Hi Alberto,
Thanks for your advice. I will take care about this problem.
2017-01-17 16:05 GMT+07:00 Alberto Ramón <[email protected]>:
> A -I send you a bug: (sorry)
> Try to use *JOINT* DIM with very low cardinality columns, perhaps: TypeID,
> NetworkID, LanguajeID, IsMovileDevice.
>
>
> B- you put "DATESTATS" as mandatory, then I Imagine you put 1º position
> of RowKey:
> Be careful with this. Because you are creating Hot RegionsServer and
> Cold RS
>
>
>
> 2017-01-17 9:26 GMT+01:00 Alberto Ramón <[email protected]>:
>
>> Did you compressed the output cube?
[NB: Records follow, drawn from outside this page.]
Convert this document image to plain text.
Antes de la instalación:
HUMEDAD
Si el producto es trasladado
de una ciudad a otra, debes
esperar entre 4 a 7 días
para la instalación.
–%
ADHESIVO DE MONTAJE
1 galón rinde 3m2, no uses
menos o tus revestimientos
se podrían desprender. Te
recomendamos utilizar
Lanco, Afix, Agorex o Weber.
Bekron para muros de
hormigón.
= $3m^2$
This is very important (see last link)
>>
>> About Order BY
>> - Check if TopN can solve your problem:
>> http://kylin.apache.org/blog/2016/03/19/approximate-topn-measure/
>> - Try to reorder RowKey to put OrderBY in first possitions
>> - Try AGG : Make a "sub-cube" with less Dim
>> http://kylin.apache.org/blog/2016/02/18/new-aggregation-group/
>>
>> 2017-01-17 7:50 GMT+01:00 Phong Pham <[email protected]>:
>>
>>> Hi Alberto,
>>> After try to apply your suggestion, our queríe is improved so much.
>>> Thanks a lot.
>>> However, we have problem with ORDER BY function. When we use ORDER BY
>>> with a large data set (for example: with long date-range filter),
>>> performance is very slow.
>>> Result:
>>> *User: ADMIN*
>>> *Success: true*
>>> *Duration: 23.311*
>>> *Project: metrixa_global_database_new*
>>> *Realization Names: [account_global_convtrack_summary_daily_by_location]*
>>> *Cuboid Ids: [135]*
>>> *Total scan count: 2595584*
>>> *Result row count: 250*
>>> *Accept Partial: true*
>>> *Is Partial Result: false*
>>> *Hit Exception Cache: false*
>>> *Storage cache used: false*
>>> *Message: null*
>>>
>>> ORDER BY performance goes down when Total Scan Count is big. So how can
>>> i improve this problem?
>>> Thanks
>>>
>>>
>>> 2017-01-16 18:45 GMT+07:00 Alberto Ramón <[email protected]>:
>>>
>>>> Hi Phon, I'm not expert but I have some suggestions:
>>>>
>>>> - All Dim en are using Dict: you can change a lot to Integer (Fix
>>>> length)
>>>> - Re-Order row key its a good idea. I always try to first fields of key
>>>> have Fix Length. Put mandatory the First its a good Idea
>>>> - See hierarchy optimizations, will be very interesting for you:
>>>> Country, Region, City, site . Perhaps Company and Account also can be
>>>> included (I don't know your data)
>>>> - If you use Left join, the first step of building cube (flat table)
>>>> will be more slow
>>>> - Check if your ORC input table is compressed
>>>> - Try to use derived DIm with very low cardinality columns, perhaps:
>>>> TypeID, NetworkID, LanguajeID, IsMovileDevice.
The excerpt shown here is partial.